Senior Communication Systems 9 min read

Design a Real-Time Chat System (System Design Interview)

The Interview Question

Design a real-time chat system that supports one-on-one messaging, group chats, online presence, and message delivery receipts.

Expert Answer

A chat system needs persistent connections for real-time delivery and a robust backend for reliability. For the real-time layer, use WebSocket connections between clients and chat servers. Each chat server maintains a registry of which users are connected to it. When User A sends a message to User B, the flow is: message hits User A's chat server → stored in message database → if User B is online, route to User B's chat server via a message broker (Redis Pub/Sub or Kafka) → delivered through User B's WebSocket. If User B is offline, the message is stored and delivered when they reconnect (pull unread messages on connection). For group chats, the sender's server publishes to a group channel, and each chat server with group members subscribed delivers locally. For presence (online/offline status), use heartbeat pings over the WebSocket — if no heartbeat for 30 seconds, mark the user offline. Store presence in Redis with TTL. For message ordering, use server-assigned timestamps, not client timestamps. Store messages with a composite key of (conversation_id, server_timestamp) for efficient pagination.
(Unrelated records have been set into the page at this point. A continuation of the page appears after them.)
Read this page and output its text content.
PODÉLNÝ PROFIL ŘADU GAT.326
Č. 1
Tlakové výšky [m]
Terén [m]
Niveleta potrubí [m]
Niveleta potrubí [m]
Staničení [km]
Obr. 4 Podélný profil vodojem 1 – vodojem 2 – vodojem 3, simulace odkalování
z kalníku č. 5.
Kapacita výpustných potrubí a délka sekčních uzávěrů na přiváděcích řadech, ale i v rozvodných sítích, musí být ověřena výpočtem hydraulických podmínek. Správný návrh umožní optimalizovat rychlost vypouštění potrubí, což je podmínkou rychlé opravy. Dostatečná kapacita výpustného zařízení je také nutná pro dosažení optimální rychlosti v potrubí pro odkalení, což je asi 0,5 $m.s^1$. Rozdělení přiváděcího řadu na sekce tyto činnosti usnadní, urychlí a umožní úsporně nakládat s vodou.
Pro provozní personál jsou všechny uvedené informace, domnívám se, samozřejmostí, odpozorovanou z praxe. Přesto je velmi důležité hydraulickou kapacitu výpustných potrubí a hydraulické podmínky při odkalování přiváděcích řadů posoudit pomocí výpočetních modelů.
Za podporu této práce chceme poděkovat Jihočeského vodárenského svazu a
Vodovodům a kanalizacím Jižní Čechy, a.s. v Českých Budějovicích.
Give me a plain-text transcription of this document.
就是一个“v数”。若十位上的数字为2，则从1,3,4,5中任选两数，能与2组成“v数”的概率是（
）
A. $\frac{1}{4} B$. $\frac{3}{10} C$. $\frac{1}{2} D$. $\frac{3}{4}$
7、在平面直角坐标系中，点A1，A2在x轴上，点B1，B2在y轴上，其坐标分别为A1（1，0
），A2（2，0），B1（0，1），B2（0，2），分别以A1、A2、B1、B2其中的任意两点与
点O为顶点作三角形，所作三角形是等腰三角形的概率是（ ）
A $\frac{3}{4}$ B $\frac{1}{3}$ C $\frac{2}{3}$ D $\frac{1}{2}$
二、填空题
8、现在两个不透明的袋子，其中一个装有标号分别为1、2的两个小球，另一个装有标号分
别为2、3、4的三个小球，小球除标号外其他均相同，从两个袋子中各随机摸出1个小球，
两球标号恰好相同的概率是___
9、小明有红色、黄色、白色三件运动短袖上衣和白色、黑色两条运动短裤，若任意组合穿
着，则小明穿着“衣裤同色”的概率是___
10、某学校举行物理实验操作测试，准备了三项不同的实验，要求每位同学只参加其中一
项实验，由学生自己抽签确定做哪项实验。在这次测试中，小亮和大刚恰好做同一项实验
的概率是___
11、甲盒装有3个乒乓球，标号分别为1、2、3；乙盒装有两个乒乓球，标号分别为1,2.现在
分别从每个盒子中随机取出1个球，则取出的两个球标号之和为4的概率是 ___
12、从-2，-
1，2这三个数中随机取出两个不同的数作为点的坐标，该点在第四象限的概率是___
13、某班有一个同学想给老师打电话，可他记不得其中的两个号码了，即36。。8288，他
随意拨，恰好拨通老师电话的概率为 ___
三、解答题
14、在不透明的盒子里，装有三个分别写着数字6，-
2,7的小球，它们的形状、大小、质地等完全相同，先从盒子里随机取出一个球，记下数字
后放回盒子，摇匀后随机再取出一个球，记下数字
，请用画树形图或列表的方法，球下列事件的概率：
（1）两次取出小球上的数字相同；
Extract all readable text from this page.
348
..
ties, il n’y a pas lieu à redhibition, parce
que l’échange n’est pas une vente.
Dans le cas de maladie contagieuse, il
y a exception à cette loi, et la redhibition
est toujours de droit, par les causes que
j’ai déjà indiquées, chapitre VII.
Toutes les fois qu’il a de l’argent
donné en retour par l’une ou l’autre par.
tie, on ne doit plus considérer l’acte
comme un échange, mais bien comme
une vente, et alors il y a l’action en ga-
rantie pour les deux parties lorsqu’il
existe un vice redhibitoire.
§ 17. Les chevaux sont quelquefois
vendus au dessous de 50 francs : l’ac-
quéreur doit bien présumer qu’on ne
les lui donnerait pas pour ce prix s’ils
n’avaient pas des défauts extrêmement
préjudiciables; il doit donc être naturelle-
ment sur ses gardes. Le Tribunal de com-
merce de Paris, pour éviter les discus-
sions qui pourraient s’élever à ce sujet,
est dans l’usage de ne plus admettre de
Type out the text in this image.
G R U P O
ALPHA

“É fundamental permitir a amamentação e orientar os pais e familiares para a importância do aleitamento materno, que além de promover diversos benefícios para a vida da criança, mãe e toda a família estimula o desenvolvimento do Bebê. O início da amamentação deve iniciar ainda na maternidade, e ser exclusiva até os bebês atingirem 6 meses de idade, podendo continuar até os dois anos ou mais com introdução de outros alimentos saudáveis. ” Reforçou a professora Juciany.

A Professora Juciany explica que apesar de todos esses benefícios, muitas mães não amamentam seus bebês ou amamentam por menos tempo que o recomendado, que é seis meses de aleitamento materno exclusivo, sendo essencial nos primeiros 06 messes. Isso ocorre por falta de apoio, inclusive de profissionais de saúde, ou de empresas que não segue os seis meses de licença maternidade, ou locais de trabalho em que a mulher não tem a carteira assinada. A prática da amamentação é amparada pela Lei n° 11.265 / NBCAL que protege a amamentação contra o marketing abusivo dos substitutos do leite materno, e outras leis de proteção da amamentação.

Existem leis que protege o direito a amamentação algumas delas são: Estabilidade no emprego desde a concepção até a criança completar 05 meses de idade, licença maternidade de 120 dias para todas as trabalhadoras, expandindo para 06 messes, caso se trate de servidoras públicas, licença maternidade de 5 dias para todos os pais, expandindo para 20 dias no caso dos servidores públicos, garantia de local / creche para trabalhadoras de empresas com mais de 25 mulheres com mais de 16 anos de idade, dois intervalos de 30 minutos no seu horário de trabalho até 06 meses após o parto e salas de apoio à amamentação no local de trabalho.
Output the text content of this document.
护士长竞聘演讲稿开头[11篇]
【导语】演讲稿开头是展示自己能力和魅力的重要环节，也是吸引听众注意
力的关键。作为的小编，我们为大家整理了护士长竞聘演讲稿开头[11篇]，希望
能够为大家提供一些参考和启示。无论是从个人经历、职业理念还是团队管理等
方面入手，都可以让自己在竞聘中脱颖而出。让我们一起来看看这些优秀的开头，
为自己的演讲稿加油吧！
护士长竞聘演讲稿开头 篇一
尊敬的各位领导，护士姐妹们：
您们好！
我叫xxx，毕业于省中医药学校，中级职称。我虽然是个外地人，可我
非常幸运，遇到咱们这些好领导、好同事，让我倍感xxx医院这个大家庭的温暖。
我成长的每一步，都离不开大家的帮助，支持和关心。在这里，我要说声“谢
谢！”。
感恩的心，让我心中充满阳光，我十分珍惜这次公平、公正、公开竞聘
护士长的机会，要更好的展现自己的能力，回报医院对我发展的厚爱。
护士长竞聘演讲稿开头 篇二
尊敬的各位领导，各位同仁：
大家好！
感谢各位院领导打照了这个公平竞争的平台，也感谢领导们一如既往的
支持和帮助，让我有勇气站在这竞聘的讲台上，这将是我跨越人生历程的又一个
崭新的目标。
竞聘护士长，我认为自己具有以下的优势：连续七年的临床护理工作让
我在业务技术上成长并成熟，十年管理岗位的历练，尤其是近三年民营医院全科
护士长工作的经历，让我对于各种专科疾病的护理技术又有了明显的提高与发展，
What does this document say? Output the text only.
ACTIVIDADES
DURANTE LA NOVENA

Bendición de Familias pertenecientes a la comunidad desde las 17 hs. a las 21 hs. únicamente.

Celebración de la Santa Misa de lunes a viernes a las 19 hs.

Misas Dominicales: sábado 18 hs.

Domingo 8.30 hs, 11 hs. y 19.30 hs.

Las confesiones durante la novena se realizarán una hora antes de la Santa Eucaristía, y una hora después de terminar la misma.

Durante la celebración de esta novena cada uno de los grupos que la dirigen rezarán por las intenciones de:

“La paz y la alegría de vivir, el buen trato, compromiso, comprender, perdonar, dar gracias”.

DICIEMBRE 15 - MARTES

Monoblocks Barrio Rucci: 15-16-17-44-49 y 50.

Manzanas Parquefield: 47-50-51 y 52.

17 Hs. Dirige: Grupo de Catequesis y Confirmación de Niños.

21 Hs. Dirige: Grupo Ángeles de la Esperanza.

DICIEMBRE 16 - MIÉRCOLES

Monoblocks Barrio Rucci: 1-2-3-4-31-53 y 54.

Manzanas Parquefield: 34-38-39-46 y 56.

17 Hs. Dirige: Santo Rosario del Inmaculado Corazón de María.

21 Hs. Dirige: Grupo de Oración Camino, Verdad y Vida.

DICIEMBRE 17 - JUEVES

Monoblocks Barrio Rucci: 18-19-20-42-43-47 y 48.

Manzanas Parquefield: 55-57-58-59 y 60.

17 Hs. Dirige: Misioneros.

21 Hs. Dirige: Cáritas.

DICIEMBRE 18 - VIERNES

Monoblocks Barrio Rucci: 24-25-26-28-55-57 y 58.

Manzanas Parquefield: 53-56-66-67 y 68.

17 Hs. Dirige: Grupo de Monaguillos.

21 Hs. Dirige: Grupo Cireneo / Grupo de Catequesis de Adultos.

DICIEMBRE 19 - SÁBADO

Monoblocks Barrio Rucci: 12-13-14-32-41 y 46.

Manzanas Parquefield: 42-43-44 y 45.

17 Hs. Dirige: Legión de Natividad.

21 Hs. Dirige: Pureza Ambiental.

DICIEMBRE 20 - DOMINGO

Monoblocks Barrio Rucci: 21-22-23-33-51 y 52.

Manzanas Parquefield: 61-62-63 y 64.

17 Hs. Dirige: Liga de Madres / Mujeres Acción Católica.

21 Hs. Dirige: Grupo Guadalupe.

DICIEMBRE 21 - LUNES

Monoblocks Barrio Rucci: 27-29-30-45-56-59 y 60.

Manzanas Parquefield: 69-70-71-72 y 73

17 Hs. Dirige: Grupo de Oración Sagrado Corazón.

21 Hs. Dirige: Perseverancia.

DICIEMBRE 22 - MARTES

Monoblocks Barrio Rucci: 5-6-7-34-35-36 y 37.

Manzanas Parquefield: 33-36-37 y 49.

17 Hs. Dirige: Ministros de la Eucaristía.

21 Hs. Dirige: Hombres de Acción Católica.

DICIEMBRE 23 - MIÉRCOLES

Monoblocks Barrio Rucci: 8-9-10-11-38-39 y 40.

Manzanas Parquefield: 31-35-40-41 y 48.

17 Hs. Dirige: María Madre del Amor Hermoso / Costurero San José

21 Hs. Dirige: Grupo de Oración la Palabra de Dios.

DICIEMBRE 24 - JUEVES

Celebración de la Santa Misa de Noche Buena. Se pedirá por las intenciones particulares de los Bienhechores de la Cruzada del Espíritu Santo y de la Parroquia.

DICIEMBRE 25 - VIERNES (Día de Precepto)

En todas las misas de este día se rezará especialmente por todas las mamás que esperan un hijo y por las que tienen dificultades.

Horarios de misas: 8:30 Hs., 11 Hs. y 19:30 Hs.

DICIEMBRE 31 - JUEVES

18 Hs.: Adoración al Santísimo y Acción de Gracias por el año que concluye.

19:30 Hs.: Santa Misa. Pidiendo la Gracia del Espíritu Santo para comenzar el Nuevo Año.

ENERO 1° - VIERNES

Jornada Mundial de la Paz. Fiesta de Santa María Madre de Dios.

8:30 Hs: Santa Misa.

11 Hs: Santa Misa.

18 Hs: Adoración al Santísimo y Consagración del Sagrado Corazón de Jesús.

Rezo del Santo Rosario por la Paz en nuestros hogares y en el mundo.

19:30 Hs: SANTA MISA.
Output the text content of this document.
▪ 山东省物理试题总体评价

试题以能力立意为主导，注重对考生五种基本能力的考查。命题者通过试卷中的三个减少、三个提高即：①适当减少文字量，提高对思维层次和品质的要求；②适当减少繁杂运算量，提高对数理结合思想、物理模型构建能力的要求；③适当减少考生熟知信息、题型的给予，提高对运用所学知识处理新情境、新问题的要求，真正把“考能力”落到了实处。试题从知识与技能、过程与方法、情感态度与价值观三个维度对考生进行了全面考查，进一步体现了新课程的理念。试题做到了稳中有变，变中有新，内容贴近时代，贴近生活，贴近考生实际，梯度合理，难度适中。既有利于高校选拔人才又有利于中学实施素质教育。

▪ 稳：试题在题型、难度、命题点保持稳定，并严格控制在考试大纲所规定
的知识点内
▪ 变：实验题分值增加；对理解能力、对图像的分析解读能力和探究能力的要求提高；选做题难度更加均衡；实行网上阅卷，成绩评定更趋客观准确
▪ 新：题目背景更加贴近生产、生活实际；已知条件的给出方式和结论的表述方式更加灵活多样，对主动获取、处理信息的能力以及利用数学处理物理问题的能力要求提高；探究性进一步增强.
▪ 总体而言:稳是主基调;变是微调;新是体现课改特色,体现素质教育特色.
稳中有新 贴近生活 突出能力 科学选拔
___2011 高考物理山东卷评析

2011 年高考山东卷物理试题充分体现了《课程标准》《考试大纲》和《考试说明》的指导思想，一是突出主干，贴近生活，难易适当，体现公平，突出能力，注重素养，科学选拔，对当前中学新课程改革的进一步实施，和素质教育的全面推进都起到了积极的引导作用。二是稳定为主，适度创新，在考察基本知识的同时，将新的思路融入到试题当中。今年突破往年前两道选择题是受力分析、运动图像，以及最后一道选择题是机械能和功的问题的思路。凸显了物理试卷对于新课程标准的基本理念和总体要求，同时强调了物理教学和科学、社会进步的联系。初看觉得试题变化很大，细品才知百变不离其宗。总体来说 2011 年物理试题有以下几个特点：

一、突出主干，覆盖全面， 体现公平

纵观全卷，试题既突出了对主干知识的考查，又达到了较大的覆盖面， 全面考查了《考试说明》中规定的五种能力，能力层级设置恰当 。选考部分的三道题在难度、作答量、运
Key Points to Hit in Your Answer

  • WebSocket for real-time bidirectional communication
  • Message broker (Redis Pub/Sub or Kafka) for cross-server routing
  • Offline message queue — pull unread on reconnect
  • Presence via heartbeat with Redis TTL
  • Message ordering with server timestamps, not client timestamps
  • Delivery receipts: sent → delivered → read (three states)
  • Group fanout: publish to channel, each server delivers to local members

Code Example

// Message flow pseudocode
async function sendMessage(senderId, conversationId, content) {
  const message = {
    id: generateSnowflakeId(),
    conversationId,
    senderId,
    content,
    timestamp: Date.now(),
    status: 'sent'
  };
  
  // Persist first (durability)
  await messageStore.save(message);
  
  // Get all participants
  const members = await getConversationMembers(conversationId);
  
  for (const memberId of members) {
    if (memberId === senderId) continue;
    
    const serverNode = await presenceService.getServer(memberId);
    if (serverNode) {
      // User online — route through their chat server
      await messageBroker.publish(serverNode, message);
    } else {
      // User offline — they'll pull on reconnect
      await unreadQueue.push(memberId, message.id);
    }
  }
}

What Interviewers Are Really Looking For

The interviewer wants to see you handle the online/offline split explicitly. How do messages get delivered when the recipient is offline? How do you handle the user switching devices? The presence heartbeat design shows practical knowledge. At staff level, discuss how to shard conversations across database nodes and handle the fan-out problem for large group chats (1000+ members).